Why Are You Eating So Many Frogs? "If you get a Chipotle gift card when you meet a deadline and a public shaming when you miss a deadline, guess what buddy: you’re in hell" A castigation-at-length of productivity culture
The Dark Side Of Frictionless Technology "Smooth simple tools reduce our patience and our attentiveness to complexity. Opaque tools, which abstract away complexity, discourage an expectation of repairability and encourage forced obsolescence." (via George. Seriously, you are already subscribed to his thoughts, right?) I have very mixed feelings on this. On the one hand, I'm also strongly opposed to Builder Brain, the Silicon Valley/Web3 delusion that all problems can be solved simply by building something new, rather than examining and addressing the causes of the problem (maybe with something new! Maybe with existing tools!). On the other hand, anything that advocates for more friction or an upper-limit on abstraction triggers my luddite-detection circuits, no matter how much it is couched in the reasonable and worthwhile desires to remain in-touch with the real world. I'm filing this one under "a perspective it's important to check-in with as a counterpoint to my natural tendencies, even if I mostly disagree with it"
Negative Engineering "Negative engineering is the time-consuming and sometimes frustrating work that engineers undertake to ensure the success of their primary objectives.[...It] allows users to work with failure, rather than against it" Another one under the "key part of software engineering maturity" category. Junior engineers will implement the task as requested; middling engineers will consider ways that the task might fail, and implement safety checks for them. A senior engineer will assume that the system will fail in some way that they have not anticipated (recognizing that the system will evolve after they "finish" work on it!), and implement independent blanket monitoring and snapshot recovery methods for abstract categories of failure rather than specific foreseen issues ("To take this a step further, consider what it means to “identify failure” at all. If a process is running on a machine that crashes, it may not even have the chance to notify anyone about its own failure before it’s wiped out of existence. A system that can only capture error messages will never even find out it failed.")
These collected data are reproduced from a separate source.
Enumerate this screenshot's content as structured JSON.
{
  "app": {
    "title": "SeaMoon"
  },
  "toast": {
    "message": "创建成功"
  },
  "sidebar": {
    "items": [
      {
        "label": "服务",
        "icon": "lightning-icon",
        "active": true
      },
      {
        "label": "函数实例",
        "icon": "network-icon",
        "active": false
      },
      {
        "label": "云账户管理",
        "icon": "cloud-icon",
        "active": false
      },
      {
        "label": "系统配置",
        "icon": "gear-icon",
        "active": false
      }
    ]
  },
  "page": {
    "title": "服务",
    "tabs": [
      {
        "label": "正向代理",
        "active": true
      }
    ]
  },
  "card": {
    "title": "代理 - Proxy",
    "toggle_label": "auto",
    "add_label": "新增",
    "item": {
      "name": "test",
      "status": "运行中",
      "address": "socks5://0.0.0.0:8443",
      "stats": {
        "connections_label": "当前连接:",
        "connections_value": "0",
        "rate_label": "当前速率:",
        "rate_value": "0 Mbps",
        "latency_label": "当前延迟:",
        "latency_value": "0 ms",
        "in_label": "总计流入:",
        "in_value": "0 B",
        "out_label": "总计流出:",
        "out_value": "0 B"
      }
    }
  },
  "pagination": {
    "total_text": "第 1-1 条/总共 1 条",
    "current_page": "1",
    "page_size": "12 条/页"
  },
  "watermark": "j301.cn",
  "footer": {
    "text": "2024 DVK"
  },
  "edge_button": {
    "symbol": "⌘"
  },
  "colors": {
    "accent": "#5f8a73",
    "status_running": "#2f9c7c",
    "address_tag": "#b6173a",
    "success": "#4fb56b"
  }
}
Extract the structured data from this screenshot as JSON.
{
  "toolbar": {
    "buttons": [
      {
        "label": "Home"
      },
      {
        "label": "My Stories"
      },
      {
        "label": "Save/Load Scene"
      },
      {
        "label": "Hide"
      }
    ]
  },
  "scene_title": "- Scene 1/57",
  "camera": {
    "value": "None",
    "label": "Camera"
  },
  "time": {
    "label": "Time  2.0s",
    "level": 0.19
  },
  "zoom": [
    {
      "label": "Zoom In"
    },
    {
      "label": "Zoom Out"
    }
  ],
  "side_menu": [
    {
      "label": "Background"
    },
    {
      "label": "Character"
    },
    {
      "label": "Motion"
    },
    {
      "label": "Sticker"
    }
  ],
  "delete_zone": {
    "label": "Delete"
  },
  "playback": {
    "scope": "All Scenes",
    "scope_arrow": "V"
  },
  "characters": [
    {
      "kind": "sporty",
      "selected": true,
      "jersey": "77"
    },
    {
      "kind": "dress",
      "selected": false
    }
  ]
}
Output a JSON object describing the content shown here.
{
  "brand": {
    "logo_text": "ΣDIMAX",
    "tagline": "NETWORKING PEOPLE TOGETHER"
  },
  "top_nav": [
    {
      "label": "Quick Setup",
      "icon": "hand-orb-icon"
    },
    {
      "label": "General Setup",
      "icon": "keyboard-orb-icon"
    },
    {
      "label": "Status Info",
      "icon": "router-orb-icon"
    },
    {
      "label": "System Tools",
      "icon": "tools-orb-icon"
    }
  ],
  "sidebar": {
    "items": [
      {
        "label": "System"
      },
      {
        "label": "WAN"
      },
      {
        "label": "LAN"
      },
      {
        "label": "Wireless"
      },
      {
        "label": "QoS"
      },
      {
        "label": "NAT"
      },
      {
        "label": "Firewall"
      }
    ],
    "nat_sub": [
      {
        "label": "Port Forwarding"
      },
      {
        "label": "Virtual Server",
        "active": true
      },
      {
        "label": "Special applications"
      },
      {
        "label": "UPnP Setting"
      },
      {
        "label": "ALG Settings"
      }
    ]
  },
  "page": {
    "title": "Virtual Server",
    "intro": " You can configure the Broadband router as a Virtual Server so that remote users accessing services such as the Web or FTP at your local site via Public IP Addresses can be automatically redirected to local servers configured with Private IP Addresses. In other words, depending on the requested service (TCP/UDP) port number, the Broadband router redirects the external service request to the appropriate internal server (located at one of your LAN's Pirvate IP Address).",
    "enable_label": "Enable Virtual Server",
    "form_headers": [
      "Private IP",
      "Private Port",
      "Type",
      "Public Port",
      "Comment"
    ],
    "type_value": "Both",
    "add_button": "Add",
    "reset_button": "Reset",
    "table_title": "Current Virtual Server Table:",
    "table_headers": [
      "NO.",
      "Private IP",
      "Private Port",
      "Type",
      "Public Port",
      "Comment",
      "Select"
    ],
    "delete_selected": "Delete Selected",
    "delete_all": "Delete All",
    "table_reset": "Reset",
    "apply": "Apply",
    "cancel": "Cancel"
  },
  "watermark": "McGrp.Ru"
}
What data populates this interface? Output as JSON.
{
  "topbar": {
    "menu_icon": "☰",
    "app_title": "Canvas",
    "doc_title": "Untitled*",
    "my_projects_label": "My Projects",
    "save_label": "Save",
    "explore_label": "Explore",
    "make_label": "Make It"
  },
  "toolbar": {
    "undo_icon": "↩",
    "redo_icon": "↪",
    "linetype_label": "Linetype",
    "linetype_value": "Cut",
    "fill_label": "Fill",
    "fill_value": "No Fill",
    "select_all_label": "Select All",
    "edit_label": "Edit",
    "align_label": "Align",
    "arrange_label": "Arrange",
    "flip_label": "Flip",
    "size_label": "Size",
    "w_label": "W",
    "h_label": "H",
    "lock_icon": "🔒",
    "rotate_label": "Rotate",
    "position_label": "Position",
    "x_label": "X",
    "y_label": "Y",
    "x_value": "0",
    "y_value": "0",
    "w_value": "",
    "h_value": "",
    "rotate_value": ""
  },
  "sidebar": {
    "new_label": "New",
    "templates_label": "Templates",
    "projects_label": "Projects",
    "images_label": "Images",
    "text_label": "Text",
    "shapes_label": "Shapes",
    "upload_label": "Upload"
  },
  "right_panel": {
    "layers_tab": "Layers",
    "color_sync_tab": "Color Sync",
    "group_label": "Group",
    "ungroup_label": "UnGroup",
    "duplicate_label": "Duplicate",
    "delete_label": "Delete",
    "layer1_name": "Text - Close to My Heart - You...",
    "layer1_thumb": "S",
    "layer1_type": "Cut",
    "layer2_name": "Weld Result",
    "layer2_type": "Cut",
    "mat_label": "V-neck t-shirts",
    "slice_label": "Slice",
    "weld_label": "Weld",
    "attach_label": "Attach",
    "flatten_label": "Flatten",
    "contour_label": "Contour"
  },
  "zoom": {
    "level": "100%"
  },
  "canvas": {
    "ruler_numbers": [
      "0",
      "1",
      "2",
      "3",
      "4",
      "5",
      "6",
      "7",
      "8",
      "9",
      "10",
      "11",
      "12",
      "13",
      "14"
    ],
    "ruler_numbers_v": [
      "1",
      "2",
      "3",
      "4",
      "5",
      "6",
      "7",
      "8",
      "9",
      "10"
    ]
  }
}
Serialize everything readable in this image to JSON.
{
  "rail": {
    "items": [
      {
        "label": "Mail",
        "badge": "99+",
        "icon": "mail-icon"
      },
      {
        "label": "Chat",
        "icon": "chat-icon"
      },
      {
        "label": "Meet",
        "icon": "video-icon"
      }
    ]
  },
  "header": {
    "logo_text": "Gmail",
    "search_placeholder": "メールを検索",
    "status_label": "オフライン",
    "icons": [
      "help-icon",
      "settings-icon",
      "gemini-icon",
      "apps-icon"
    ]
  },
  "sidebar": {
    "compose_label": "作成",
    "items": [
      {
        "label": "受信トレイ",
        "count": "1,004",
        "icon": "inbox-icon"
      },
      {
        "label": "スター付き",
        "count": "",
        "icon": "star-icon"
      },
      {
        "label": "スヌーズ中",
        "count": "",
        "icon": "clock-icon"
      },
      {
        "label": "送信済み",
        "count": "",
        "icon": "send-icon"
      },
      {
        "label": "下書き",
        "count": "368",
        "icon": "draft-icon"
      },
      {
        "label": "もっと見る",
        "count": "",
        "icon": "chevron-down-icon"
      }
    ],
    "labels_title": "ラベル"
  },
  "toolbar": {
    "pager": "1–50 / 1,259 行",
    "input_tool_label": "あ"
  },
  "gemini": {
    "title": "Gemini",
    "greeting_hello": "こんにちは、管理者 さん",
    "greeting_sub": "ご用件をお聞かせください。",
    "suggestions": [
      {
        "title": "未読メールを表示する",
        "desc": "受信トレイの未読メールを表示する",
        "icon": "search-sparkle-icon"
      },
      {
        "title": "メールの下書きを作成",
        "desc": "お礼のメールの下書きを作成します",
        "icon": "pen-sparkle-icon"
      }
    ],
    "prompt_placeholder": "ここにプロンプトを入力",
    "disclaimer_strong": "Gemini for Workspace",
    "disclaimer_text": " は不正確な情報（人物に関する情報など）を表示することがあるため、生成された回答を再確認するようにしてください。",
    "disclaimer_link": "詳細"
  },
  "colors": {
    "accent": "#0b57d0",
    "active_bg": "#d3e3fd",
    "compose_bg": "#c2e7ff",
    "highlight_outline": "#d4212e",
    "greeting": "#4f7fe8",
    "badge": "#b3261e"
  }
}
On Proof And Progress In Mathematics Mathematicians should be primarily concerned not with proving theorems, but with expanding understanding of mathematics. Two corrolaries: "collaboration, communication, and community are important", and "a proof which does not further understanding is less valuable than one that does"
{.styled-table}

  1. I'm thinking of Seven Habits or Getting Things Done (Affiliate Links)

  2. I'm a big fan of the definition of Science Fiction that it deals with "how people or societies adapt to new capabilities provided by technology" - under this definition, it's perfectly feasible to have a sci-fi story dealing only with established contemporary (or even historical) technology rather than lasers and robots and spaceships. I don't have a similarly pithy definition of Fantasy, but there's an interesting debate to be had about whether Mistborn even qualifies - it probably does, but the discussion would be fascinating!